S&P 500 snaps 4-day losing streak, boosted by cooler-than-expected inflation data
The S&P 500 snapped a four-day slide on Thursday, boosted by lighter-than-expected inflation data that brightened the outlook for lower interest rates in 2026 and blowout guidance from chipmaker Micron Technology.
The broad market index jumped 0.8%, while the Nasdaq Composite advanced 1.4%. The Dow Jones Industrial Average gained 66 points, or 0.1%.
The delayed November consumer price index report — the first since the U.S. government shutdown ended last month — showed headline annual inflation of 2.7%, according to the Bureau of Labor Statistics, below the 3.1% that economists polled by Dow Jones had expected. The 12-month rate for core CPI, which excludes food and energy, was 2.6%, was also lower than the Dow Jones forecast of 3%.

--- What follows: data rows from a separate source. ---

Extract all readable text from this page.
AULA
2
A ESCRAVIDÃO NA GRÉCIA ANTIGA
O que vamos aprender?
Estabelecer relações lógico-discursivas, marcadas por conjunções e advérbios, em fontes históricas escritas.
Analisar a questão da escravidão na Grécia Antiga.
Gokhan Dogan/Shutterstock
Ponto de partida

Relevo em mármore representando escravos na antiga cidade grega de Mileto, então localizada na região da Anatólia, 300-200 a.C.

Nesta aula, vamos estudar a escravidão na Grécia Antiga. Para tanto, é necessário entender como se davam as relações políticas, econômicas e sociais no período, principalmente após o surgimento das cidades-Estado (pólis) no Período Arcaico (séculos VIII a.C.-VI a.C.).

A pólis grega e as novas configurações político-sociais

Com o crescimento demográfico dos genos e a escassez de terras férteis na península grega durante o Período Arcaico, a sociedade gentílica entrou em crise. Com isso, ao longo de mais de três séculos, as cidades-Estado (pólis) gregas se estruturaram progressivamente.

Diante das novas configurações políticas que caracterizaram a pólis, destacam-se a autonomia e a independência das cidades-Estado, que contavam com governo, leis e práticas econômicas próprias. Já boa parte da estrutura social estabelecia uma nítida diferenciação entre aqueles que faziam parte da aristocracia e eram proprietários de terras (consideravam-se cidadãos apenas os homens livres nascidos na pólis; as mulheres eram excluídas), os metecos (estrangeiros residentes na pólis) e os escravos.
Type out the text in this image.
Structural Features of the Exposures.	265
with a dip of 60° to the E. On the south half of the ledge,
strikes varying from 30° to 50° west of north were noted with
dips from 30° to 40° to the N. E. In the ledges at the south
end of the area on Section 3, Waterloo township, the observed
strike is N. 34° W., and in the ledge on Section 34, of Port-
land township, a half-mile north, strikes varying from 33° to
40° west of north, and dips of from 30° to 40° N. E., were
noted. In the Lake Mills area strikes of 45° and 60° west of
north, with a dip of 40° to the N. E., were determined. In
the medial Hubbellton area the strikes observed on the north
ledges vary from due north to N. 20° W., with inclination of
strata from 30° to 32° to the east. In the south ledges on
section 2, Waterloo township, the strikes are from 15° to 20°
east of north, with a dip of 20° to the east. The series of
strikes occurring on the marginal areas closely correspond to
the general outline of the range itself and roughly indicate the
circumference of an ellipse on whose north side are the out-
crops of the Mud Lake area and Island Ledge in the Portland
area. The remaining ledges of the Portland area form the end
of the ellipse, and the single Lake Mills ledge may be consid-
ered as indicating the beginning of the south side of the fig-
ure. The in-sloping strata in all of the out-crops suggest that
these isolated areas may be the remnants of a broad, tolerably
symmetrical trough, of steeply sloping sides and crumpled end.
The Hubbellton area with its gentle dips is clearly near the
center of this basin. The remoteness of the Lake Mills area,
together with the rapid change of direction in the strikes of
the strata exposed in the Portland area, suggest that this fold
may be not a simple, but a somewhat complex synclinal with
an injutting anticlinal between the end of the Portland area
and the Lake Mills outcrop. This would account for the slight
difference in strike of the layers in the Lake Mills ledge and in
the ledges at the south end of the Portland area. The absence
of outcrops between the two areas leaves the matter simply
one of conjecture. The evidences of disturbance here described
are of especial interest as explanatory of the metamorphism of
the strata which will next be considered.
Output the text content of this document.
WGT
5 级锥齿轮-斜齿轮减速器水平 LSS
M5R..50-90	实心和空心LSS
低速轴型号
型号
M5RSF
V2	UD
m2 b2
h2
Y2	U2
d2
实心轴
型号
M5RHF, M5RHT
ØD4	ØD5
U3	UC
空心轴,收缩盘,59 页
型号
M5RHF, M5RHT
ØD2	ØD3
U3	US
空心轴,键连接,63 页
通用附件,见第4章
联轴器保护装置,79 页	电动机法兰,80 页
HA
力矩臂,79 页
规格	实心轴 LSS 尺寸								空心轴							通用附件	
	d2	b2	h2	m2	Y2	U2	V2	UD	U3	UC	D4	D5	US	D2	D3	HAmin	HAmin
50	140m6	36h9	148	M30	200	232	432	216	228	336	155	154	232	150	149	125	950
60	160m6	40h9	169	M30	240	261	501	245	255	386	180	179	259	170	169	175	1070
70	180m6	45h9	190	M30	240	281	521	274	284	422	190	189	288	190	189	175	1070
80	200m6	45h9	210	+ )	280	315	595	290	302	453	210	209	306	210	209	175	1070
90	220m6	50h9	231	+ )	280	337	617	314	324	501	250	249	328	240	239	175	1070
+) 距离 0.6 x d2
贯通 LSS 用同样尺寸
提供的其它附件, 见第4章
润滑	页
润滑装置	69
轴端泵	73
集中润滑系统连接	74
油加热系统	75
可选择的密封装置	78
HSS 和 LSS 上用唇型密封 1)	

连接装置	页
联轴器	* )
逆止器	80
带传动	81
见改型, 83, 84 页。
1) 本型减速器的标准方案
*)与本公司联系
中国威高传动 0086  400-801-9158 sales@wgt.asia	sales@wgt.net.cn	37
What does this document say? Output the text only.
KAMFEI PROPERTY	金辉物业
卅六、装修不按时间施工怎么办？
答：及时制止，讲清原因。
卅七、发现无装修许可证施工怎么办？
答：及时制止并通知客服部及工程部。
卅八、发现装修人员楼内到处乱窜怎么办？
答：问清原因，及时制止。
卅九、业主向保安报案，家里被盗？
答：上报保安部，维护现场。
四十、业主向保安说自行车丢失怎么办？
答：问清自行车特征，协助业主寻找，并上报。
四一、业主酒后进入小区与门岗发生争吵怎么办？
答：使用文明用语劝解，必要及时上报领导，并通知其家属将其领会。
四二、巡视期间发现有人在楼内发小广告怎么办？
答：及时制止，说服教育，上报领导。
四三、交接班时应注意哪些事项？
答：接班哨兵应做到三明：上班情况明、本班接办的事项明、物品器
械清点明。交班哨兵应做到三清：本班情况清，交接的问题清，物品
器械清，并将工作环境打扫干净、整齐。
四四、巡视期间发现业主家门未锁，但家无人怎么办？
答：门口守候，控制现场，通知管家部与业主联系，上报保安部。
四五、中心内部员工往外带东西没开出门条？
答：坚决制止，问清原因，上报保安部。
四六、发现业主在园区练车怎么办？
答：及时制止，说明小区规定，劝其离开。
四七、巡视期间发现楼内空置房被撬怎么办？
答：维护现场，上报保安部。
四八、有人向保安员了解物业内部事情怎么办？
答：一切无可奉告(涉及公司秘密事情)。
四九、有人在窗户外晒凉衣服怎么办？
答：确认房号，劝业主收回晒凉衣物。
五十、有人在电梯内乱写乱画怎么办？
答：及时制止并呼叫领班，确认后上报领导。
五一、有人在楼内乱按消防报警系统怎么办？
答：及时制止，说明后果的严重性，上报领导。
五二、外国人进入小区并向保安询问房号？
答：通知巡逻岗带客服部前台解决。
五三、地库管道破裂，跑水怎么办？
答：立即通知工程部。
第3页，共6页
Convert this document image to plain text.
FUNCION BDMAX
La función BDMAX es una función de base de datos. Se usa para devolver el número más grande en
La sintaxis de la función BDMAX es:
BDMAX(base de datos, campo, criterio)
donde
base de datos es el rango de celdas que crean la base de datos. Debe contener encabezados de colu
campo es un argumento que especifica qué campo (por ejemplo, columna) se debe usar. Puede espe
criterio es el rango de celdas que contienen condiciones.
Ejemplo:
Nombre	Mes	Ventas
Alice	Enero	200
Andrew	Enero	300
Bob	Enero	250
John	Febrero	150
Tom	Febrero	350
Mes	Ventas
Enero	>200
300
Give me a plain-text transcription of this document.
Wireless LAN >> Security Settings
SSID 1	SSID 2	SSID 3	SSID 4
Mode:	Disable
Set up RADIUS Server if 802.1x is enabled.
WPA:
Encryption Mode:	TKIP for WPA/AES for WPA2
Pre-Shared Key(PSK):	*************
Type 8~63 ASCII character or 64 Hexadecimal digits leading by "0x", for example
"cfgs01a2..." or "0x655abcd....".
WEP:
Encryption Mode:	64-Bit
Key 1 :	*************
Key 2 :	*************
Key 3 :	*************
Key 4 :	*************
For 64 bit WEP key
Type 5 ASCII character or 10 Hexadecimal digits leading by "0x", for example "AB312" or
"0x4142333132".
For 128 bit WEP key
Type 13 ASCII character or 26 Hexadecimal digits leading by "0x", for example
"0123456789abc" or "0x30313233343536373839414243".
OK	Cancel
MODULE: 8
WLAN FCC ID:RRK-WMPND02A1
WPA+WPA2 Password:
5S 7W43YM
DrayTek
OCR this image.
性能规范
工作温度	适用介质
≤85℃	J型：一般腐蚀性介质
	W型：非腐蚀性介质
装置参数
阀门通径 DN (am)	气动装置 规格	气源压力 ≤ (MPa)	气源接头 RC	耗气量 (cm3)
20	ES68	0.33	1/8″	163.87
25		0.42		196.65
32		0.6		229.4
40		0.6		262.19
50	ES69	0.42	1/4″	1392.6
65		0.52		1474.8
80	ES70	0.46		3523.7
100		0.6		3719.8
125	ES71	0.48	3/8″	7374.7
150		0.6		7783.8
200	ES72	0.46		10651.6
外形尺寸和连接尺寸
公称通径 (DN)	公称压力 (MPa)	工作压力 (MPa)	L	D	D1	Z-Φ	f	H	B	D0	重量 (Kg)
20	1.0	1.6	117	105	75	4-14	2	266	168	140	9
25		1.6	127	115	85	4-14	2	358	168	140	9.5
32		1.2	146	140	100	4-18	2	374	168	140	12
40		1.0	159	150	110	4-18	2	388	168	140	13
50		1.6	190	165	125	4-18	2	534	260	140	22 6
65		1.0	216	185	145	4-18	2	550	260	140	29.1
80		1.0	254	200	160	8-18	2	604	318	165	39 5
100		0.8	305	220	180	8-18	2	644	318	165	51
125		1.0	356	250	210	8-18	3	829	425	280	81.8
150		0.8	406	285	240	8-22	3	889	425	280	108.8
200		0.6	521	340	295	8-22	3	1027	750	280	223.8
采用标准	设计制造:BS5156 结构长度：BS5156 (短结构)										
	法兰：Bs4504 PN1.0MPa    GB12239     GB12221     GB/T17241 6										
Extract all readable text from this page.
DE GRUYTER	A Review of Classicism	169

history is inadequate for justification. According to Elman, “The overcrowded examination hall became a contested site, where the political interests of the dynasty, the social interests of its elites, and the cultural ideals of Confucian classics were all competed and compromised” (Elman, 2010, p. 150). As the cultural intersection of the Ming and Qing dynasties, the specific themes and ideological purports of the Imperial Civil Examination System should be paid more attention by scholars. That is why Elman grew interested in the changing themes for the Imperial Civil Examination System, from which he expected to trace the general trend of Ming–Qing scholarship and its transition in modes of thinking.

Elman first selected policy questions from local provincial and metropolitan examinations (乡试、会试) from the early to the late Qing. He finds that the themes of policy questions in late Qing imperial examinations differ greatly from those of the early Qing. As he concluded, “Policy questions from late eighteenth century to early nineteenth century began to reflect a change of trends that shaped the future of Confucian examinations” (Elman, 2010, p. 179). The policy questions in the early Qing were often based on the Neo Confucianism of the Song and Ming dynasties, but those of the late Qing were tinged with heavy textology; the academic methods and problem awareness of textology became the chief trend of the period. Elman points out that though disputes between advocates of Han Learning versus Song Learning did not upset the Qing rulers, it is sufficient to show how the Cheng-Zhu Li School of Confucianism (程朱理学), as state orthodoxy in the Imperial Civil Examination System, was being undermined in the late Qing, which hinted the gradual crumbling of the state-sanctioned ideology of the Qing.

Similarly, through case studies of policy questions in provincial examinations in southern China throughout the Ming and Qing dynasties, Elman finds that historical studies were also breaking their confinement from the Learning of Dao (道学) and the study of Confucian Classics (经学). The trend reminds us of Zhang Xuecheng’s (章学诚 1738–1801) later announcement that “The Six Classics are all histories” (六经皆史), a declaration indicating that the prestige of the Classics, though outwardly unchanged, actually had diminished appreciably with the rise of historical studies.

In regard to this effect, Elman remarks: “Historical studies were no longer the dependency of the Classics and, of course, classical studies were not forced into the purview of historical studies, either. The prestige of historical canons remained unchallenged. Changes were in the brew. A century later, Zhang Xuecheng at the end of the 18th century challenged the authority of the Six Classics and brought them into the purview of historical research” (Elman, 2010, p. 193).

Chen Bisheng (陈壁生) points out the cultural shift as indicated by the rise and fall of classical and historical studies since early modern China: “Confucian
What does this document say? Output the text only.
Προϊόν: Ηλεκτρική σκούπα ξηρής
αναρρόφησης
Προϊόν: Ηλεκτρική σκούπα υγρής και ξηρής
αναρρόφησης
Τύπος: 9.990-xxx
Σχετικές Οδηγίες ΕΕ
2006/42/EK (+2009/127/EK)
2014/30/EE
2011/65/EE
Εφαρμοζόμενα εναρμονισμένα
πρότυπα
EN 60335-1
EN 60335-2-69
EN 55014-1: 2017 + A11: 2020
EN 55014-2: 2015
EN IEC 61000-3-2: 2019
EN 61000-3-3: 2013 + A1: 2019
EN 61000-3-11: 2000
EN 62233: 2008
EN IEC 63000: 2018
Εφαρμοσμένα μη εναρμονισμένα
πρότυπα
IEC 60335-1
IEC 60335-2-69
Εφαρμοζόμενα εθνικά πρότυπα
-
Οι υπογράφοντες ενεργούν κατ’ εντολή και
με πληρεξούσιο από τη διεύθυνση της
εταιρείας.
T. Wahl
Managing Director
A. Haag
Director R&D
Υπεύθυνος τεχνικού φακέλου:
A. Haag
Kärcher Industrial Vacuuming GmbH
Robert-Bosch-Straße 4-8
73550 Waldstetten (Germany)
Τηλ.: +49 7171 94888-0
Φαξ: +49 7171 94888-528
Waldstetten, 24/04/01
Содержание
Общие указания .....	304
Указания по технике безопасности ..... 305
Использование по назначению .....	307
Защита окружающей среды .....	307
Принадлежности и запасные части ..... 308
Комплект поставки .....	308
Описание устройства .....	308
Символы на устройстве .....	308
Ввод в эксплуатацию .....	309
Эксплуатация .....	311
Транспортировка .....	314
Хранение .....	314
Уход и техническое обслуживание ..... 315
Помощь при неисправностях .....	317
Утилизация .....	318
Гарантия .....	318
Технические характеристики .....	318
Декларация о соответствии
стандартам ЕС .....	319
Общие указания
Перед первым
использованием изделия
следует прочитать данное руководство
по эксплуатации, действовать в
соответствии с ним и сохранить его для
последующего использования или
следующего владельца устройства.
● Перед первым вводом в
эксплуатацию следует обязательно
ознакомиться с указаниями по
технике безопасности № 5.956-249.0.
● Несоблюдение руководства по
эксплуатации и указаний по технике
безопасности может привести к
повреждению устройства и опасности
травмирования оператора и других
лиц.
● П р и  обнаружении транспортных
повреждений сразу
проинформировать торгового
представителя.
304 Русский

The report was pushed back from its original release date of Dec. 10. The BLS had canceled the release of the October inflation report in late November as a result of the longest-ever shutdown, meaning that Thursday’s reading did not have all the usual data points of a standard CPI report.
Given the lack of October comparison data, economists might not place too much significance on this reading as the beginning of a downward trend in inflation, and some have even raised concerns around the calculations for housing inflation. Nonetheless, stocks extended their gains after the report, as initial jobless claims were below what economists had estimated as well.